1. Museum multi-omics

Whole-genome short linear DNA sequencing alone is limited since it cannot provide information about tissue identity, chromatin structures or gene regulatory mechanisms – all of which of critical importance for building a comprehensive understanding of the biology and evolution of extinct and extant species. While tools to capture tissue-specific information in modern specimens do exist, i.e. 3D genome structure modelling, methylation profiling, and RNA sequencing, these have been barely explored in ancient or historical remains.

Using museum-preserved tissues from wet and dry collections, I am developing and refining laboratory and computational methods for the analysis of genomics, structural genomics, epigenetics and transcriptomics data preserved through time. This will enable a multi-layered approach to the biology not only from extinct species, but also from extant organisms representative of past populations, when obtaining contemporary fresh specimens is not feasible due to practical and legal limitations.

2. The Danish Brain Collection

Psychiatric and neurological disorders, including schizophrenia and epilepsy, are characterized by widespread disruptions in brain biology. However, a comprehensive understanding of the complex interactions between genetics, epigenetics and gene regulatory pathways remains one of the central challenges in neuroscience. This project builds upon the exceptional resources of the Danish Brain Collection, which houses one of the world’s most extensive archives of formalin-fixed, paraffin-embedded (FFPE) human brain tissues, spanning half a century of neuropathological history.

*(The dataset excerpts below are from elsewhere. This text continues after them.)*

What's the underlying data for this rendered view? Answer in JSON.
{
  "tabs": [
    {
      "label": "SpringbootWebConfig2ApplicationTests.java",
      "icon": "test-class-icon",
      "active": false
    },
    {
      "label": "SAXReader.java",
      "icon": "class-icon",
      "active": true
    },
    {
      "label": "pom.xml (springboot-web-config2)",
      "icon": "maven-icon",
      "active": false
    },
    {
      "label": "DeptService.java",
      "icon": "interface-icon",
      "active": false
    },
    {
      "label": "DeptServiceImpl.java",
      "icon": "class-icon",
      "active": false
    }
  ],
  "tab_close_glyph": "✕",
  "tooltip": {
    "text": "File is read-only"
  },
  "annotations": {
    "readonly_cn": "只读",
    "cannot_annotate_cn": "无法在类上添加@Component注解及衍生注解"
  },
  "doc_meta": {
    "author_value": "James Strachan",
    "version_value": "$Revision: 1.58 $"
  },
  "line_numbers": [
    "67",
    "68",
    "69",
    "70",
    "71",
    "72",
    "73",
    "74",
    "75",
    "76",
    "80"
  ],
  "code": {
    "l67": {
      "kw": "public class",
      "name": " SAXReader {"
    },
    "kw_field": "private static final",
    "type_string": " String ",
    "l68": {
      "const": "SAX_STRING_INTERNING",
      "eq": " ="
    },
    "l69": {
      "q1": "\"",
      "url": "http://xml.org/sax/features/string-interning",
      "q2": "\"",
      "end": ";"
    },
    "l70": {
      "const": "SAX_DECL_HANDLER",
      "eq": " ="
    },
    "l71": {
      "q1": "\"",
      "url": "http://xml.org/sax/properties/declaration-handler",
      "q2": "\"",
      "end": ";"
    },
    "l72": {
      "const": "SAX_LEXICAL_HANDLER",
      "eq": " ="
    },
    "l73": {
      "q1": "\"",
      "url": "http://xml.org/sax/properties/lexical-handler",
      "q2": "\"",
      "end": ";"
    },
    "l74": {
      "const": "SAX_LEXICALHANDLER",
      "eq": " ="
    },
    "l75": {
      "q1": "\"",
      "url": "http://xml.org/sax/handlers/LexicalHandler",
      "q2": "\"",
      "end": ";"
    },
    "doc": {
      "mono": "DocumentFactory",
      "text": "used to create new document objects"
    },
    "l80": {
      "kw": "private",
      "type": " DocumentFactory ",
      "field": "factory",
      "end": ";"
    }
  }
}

Using a comprehensive multi-omics approach, I am integrating data on chromatin structure, epigenetic marks, gene expression, and genetic variation to elucidate how these biological layers interact to shape and define the molecular landscape of psychiatric and neurological diseases. In parallel, I am investigating the presence and potential impact of DNA and RNA viral infections within central nervous system tissues, as such infections may alter chromatin structure and gene regulation, thereby influencing disease onset, progression, and prognosis.

Through this work, the Danish Brain Collection becomes not only a powerful biological resource but also a historical window into the evolution of brain diseases across the twentieth century in Denmark, thus offering a rare opportunity to bridge molecular neuroscience, pathology, and history in the study of human brain disorders.